The new Romanian missile interceptor goes live Thursday, with a main objective of protecting the Eastern Europe from long-range missiles coming from the Middle East, especially those from Iran.
But Mikhail Ulyanov, from Russia’s foreign ministry department, was quick to lambast NATO’s recent activity in the region saying it undermines Russia’s strategic stability. High-ranking officials from Russia also called the recent facility as a threat to security in the region and violates some international treaties.
Ulyanov was referring to 1987 INF treaty to which Russia and the United States were signatories. In the treaty, possession, production, and flight-test of ground-launched cruise missiles are prohibited. The ballistic missile interceptor has been planned by then U.S President George Bush in 2007.
In a report from RT, Ulyanov said the missile interceptor base is directly aimed at neutralizing Russia’s offensive capabilities. Ulyanov is also skeptical on the true intention of the facility, especially since it could be used in offensive cruise missiles.
In a report from RIA news agency, William Stephens, spokesperson for the US Embassy in Moscow, called the recent statement from Russia as “unacceptable and irresponsible.”
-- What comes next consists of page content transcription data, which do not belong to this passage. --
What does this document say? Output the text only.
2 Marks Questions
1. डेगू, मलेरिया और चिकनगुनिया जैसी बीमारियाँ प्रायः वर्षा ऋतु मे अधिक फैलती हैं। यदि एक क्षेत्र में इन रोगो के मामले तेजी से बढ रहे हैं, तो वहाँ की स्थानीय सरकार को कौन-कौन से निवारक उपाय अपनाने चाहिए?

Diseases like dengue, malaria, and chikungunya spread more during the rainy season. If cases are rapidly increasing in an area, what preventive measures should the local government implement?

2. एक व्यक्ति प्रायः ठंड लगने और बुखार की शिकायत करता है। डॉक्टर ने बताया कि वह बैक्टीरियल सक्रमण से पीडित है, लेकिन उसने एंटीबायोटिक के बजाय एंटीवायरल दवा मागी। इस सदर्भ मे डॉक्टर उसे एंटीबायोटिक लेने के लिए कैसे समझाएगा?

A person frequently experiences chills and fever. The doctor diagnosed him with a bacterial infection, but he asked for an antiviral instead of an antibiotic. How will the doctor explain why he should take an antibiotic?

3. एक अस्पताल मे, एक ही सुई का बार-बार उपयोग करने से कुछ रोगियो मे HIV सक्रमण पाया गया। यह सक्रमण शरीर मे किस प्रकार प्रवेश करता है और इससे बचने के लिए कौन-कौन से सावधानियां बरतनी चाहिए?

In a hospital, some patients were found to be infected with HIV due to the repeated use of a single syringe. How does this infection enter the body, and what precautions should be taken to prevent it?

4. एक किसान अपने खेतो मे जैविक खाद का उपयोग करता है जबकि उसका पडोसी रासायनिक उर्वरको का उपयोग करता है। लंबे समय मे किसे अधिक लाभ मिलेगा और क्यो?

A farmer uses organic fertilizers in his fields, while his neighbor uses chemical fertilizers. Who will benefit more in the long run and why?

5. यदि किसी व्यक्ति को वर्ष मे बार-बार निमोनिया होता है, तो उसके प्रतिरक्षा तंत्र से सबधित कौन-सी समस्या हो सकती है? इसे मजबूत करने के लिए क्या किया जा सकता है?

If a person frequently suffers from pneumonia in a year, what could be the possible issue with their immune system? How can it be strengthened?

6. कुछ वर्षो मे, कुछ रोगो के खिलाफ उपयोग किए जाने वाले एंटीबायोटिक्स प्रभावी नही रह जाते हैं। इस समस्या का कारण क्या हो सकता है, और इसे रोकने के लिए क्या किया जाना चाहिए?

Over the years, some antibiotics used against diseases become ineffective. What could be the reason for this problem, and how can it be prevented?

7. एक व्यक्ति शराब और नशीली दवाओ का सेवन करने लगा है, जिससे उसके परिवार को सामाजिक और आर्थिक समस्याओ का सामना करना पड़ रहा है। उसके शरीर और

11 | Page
Stephens said the missile interceptor base is not intended against Russia nor to its military bases. Stephen added that in a standpoint of geography and physics, there’s no way the base could intercept intercontinental missiles from its current location.
In response to Russia’s opposition to the missile interceptor base in Romania, Carmen Romero, deputy spokesperson for NATO said the threat from ballistic missile is continuously growing, and as such, should never be ignored.
“More and more countries are trying to develop or acquire ballistic missiles. Moreover, missile technology is becoming more sophisticated, lethal and accurate, and increasing in range. For us to discount or ignore that very real missile threat would be irresponsible,” Romero was quoted as saying by the ABC News.